それに比べ、私のあらすじは日記のように淡々としていた。
つまり――私の作品は「最初の一歩」で読者を掴む力が決定的に欠けていたのだ。
■ 宣伝の工夫
さらにSNSを調べると、多くの作家が積極的に「宣伝」を行っていた。
ただリンクを貼るだけではなく、こんな工夫があった。
「最新話更新しました!」だけでなく、内容を一文で要約して興味を引く
ハッシュタグを活用して、ジャンルに興味のある層に届くようにする
イラストやキャラ紹介を混ぜて投稿し、ビジュアルでもアピール
中には「ランキング入りしました!ありがとうございます!」と数字を報告している人も多かった。
それを見た他の読者が「お、人気なんだ」と思い、さらに読者が集まる――まさに成功のスパイラルだった。
私は愕然とした。
自分は「作品を投稿すれば、いつか誰かが気づいてくれる」と思っていた。
だが、実際には「気づかせる努力」をしていなかったのだ。
■ 読者目線で考える
研究を続けるうちに、もう一つ大切なことを学んだ。
成功している作家は、常に読者目線で作品を作っている。
例えば、主人公の設定。
追放・無能・スキル持ち――すでに定番のパターンだ。
「使い古された設定」と言ってしまえばそれまでだが、なぜか飽きられない。
その理由は、読者が「こういう展開を読みたい」と望んでいるからだった。
つまり、作者が書きたいものだけを書くのではなく、読者が求めるものを織り込む。
そのバランスを取っている人が上位に残っていた。
私は作品を見返し、頭を抱えた。
「完全に自己満足で書いていたな……」
心に刺さる恥ずかしさと同時に、改善すべき点が山ほどあると実感した。
■ 研究の副作用
ただ、研究には副作用もあった。
上位作家の圧倒的な実力や人気を見せつけられると、どうしても自分との落差に打ちのめされる。
「自分はこんな風に書けない」
「今さら真似しても遅い」
そんな弱音が頭をよぎる。
だが、私は思い直した。
「完璧に真似する必要はない。
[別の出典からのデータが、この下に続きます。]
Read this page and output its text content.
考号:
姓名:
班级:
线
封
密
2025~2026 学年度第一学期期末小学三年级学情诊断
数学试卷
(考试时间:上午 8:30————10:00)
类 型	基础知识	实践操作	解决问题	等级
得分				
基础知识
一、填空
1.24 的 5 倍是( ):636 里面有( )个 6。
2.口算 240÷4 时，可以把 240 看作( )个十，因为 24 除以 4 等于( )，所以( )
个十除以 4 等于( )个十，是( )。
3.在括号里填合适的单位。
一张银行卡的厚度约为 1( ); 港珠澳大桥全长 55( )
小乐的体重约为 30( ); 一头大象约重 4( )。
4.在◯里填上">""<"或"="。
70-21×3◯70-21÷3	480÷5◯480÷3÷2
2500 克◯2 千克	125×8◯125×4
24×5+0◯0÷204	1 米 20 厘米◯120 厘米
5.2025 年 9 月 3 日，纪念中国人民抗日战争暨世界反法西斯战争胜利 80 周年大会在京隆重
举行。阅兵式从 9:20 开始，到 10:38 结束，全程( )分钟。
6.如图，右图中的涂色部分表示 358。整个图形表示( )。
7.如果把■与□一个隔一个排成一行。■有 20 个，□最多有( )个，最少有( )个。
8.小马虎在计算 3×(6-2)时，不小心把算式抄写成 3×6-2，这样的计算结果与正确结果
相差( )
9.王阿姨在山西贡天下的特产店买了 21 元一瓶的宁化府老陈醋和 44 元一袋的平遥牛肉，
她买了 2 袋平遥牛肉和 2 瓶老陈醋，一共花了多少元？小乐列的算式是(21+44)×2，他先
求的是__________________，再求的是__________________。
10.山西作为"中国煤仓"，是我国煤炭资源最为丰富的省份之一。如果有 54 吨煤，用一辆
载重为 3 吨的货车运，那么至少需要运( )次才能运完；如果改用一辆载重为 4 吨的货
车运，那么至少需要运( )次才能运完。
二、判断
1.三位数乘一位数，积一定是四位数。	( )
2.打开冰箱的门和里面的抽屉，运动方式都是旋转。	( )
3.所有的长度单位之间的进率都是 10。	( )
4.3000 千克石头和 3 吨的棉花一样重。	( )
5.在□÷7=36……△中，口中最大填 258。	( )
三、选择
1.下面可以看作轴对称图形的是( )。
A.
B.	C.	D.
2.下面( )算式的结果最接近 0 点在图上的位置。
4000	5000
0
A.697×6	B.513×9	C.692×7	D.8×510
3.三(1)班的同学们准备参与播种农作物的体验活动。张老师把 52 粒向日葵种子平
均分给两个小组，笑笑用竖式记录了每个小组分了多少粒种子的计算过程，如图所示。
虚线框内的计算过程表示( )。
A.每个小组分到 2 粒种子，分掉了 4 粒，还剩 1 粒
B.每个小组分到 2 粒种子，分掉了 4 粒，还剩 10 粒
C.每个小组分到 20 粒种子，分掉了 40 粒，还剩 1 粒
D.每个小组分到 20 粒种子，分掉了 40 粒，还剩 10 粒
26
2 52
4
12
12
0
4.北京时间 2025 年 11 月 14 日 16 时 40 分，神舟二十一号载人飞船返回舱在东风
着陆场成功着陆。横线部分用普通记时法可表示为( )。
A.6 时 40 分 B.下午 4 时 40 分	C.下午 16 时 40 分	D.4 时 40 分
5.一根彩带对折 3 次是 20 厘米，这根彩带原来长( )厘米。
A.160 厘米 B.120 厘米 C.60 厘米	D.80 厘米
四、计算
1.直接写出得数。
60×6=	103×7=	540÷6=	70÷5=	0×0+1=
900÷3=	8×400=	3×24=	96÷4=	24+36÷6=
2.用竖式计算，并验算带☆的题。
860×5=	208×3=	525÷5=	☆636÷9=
ヒントを自分なりに取り入れればいい」
私はプロではなく、まだゼロから這い上がろうとしているだけの存在だ。
ならば、まずは「基礎」を学び、少しずつ形にしていけばいい。
■ 今日のまとめ
上位作家の共通点は「長いタイトル」「高頻度更新」「文字数の安定」「強いあらすじ」
宣伝は「工夫」と「読者への見せ方」が重要
成功している人は読者目線で物語を作っている
比較して落ち込むのではなく、自分に取り入れることが大事
この研究で私の中の霧は少しずつ晴れていった。
「やるべきこと」が具体的に見えてきたからだ。
そして次の目標は――
「初めてのブックマークをもらうこと」
そのために、私は小さな実験を始めることにした。